Web News Search

13 February 2021

A pipeline for web news archival and search. Consists of three parts: an ETL tool which transfers articles from Common Crawl archives to an Amazon Elasticsearch index, a Java application which implements a REST API for search queries, and a React frontend which allows users to easily set up searches and preview results.

The ETL tool was created with Java and Maven; it was deployed to an Amazon EC2 virtual machine and run automatically every 2 hours via cron. The ETL tool quried a public S3 bucket provided by Common Crawl, downloading any new archive files and processing them into individual objects to be added to an Elasticsearch index. The objects included page title, URL, text, and metadata such as language and date.

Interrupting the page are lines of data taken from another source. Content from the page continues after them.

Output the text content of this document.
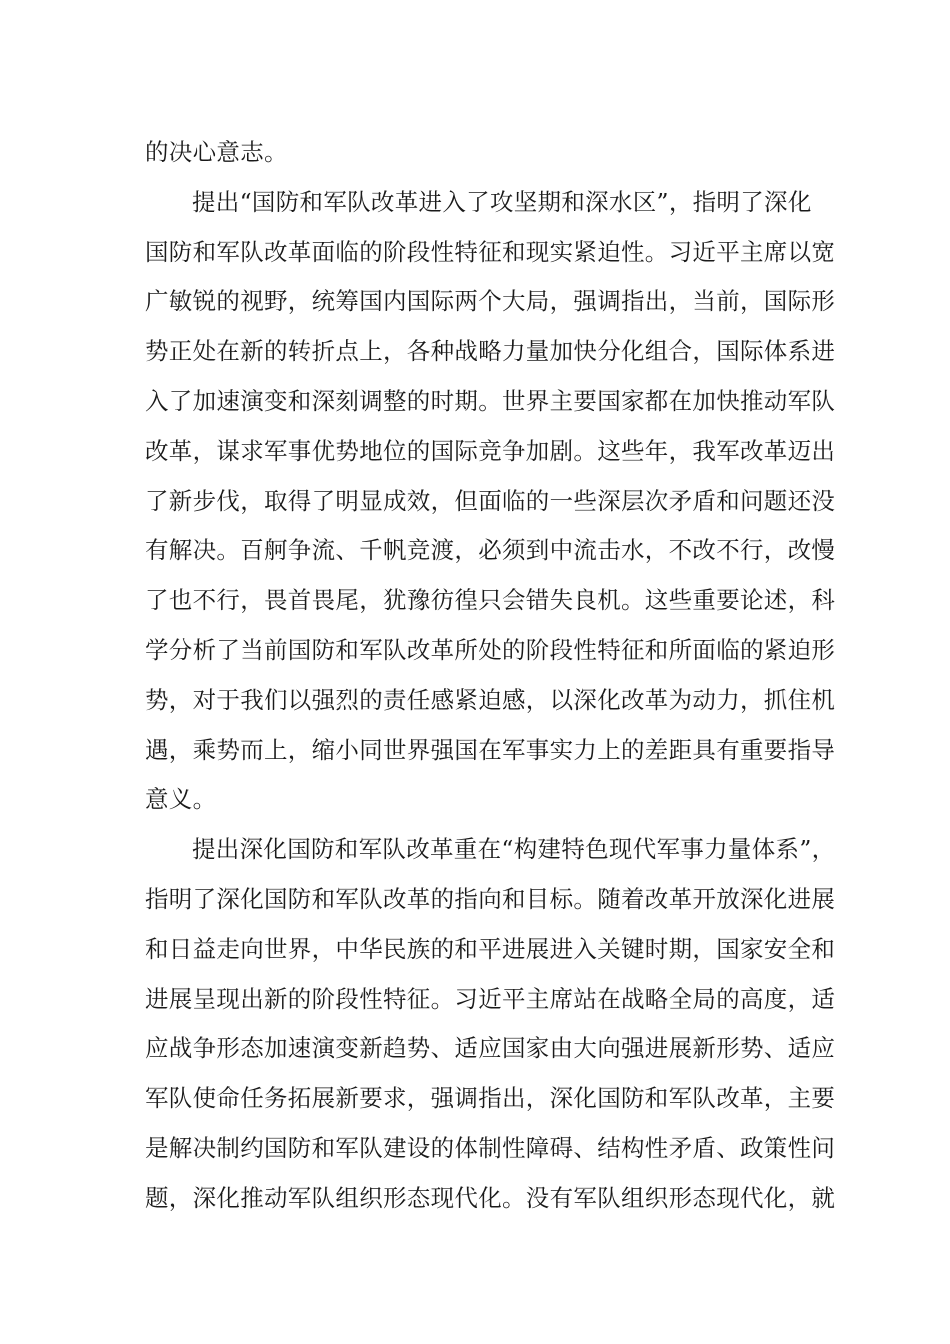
的决心意志。
提出“国防和军队改革进入了攻坚期和深水区”，指明了深化
国防和军队改革面临的阶段性特征和现实紧迫性。习近平主席以宽
广敏锐的视野，统筹国内国际两个大局，强调指出，当前，国际形
势正处在新的转折点上，各种战略力量加快分化组合，国际体系进
入了加速演变和深刻调整的时期。世界主要国家都在加快推动军队
改革，谋求军事优势地位的国际竞争加剧。这些年，我军改革迈出
了新步伐，取得了明显成效，但面临的一些深层次矛盾和问题还没
有解决。百舸争流、千帆竞渡，必须到中流击水，不改不行，改慢
了也不行，畏首畏尾，犹豫彷徨只会错失良机。这些重要论述，科
学分析了当前国防和军队改革所处的阶段性特征和所面临的紧迫形
势，对于我们以强烈的责任感紧迫感，以深化改革为动力，抓住机
遇，乘势而上，缩小同世界强国在军事实力上的差距具有重要指导
意义。
提出深化国防和军队改革重在“构建特色现代军事力量体系”，
指明了深化国防和军队改革的指向和目标。随着改革开放深化进展
和日益走向世界，中华民族的和平进展进入关键时期，国家安全和
进展呈现出新的阶段性特征。习近平主席站在战略全局的高度，适
应战争形态加速演变新趋势、适应国家由大向强进展新形势、适应
军队使命任务拓展新要求，强调指出，深化国防和军队改革，主要
是解决制约国防和军队建设的体制性障碍、结构性矛盾、政策性问
题，深化推动军队组织形态现代化。没有军队组织形态现代化，就
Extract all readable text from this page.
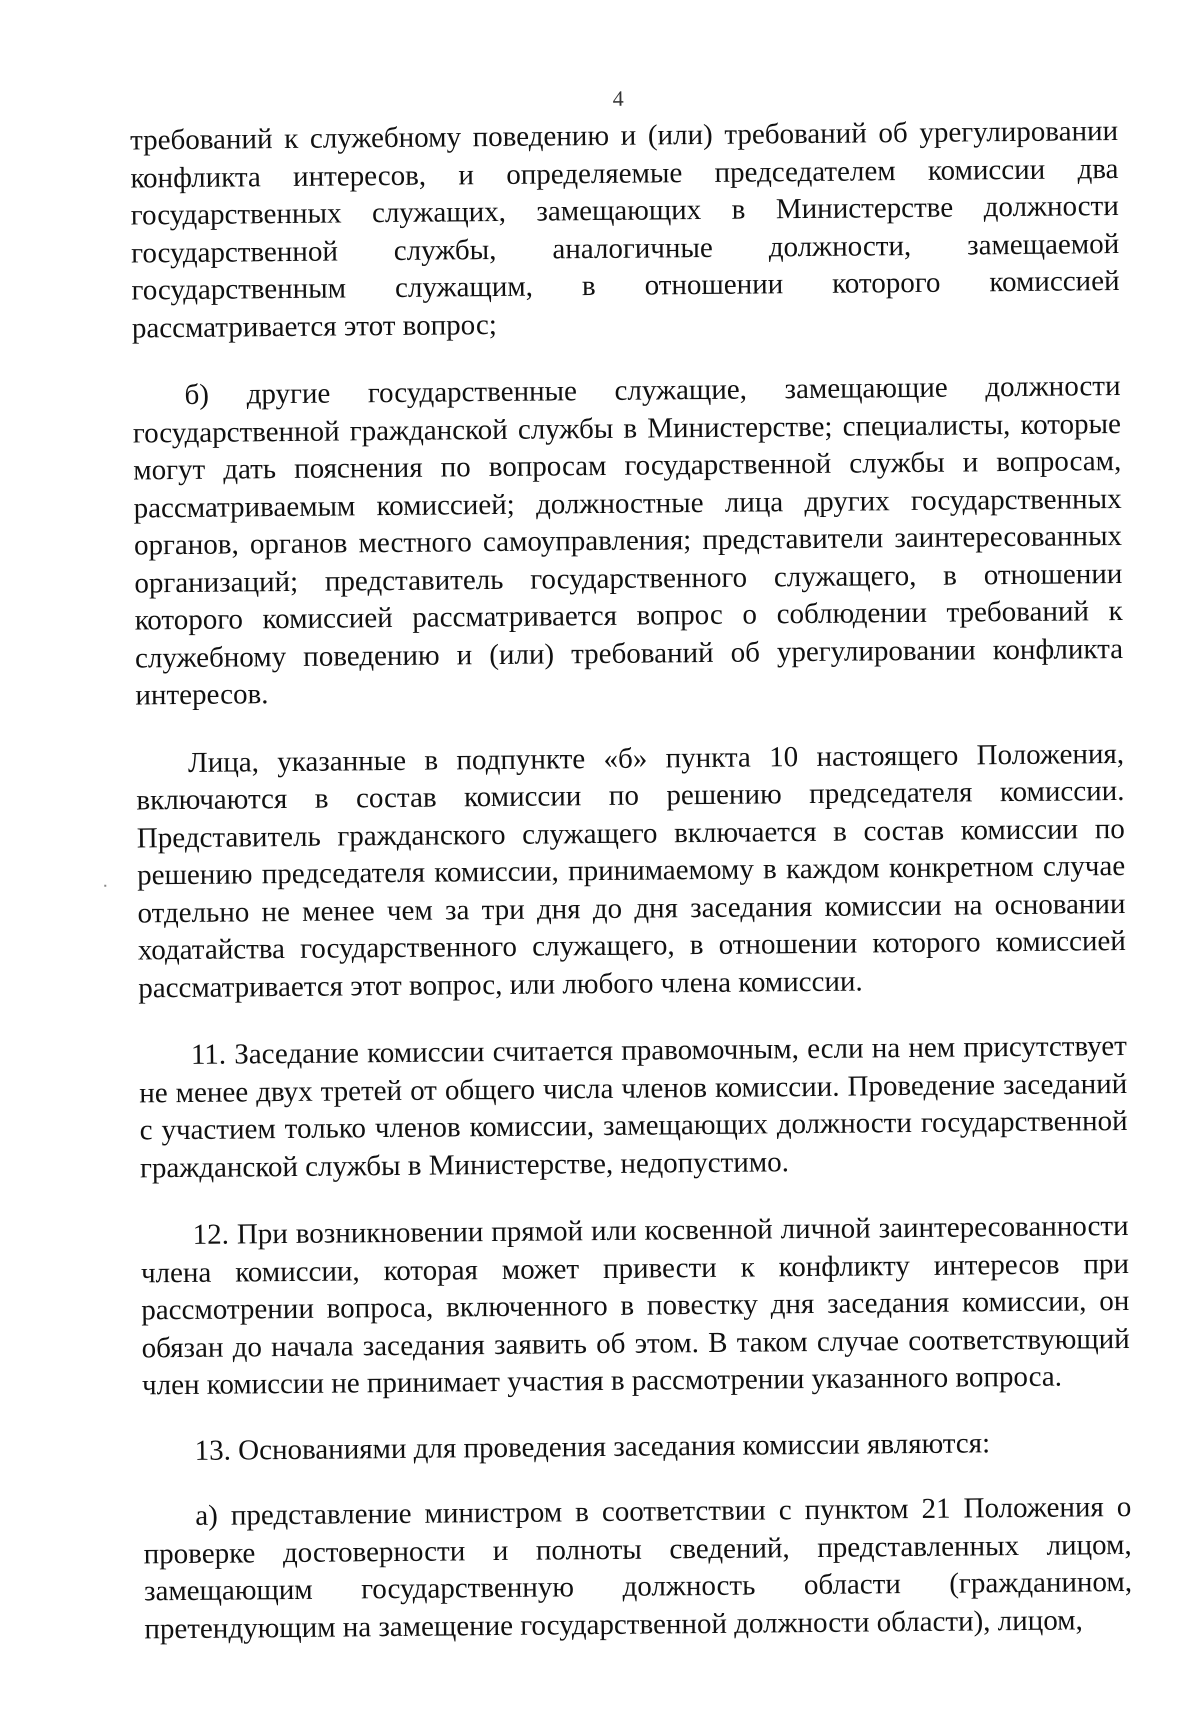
4

требований к служебному поведению и (или) требований об урегулировании конфликта интересов, и определяемые председателем комиссии два государственных служащих, замещающих в Министерстве должности государственной службы, аналогичные должности, замещаемой государственным служащим, в отношении которого комиссией рассматривается этот вопрос;

б) другие государственные служащие, замещающие должности государственной гражданской службы в Министерстве; специалисты, которые могут дать пояснения по вопросам государственной службы и вопросам, рассматриваемым комиссией; должностные лица других государственных органов, органов местного самоуправления; представители заинтересованных организаций; представитель государственного служащего, в отношении которого комиссией рассматривается вопрос о соблюдении требований к служебному поведению и (или) требований об урегулировании конфликта интересов.

Лица, указанные в подпункте «б» пункта 10 настоящего Положения, включаются в состав комиссии по решению председателя комиссии. Представитель гражданского служащего включается в состав комиссии по решению председателя комиссии, принимаемому в каждом конкретном случае отдельно не менее чем за три дня до дня заседания комиссии на основании ходатайства государственного служащего, в отношении которого комиссией рассматривается этот вопрос, или любого члена комиссии.

11. Заседание комиссии считается правомочным, если на нем присутствует не менее двух третей от общего числа членов комиссии. Проведение заседаний с участием только членов комиссии, замещающих должности государственной гражданской службы в Министерстве, недопустимо.

12. При возникновении прямой или косвенной личной заинтересованности члена комиссии, которая может привести к конфликту интересов при рассмотрении вопроса, включенного в повестку дня заседания комиссии, он обязан до начала заседания заявить об этом. В таком случае соответствующий член комиссии не принимает участия в рассмотрении указанного вопроса.

13. Основаниями для проведения заседания комиссии являются:

а) представление министром в соответствии с пунктом 21 Положения о проверке достоверности и полноты сведений, представленных лицом, замещающим государственную должность области (гражданином, претендующим на замещение государственной должности области), лицом,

The REST API web app was created with Java and Tomcat. It ran on Amazon Elastic Beanstalk such that new virtual machines could be spun up and automatically load-balanced as needed. The main search parameter was text in the body of the archived documents. Additional optional parameters included metadata such as language and date as well as modifiers for the number of results and offset from the start of the search (effectively creating paged results).

The front end was built with React and served via a public S3 bucket. Three main search controls were provided at the top of the page: a text box for the main parameter, a date control, and a dropdown of language options. The page initiated a search every time one of the parameters changes, providing live feedback after every letter typed; safeguards were put in place to ensure stale query results were not displayed. Each result entry shows the title, URL, and a snippet of text trimmed intelligently so as not to cut off words. The count and offset parameters were hidden behind the scenes. Upon loading, 10 results were displayed; 10 more could be loaded by clicking a button at the end of the results list.

Created with guidance for Stephen Tarzia’s Scalable System Architecture course at Northwestern University.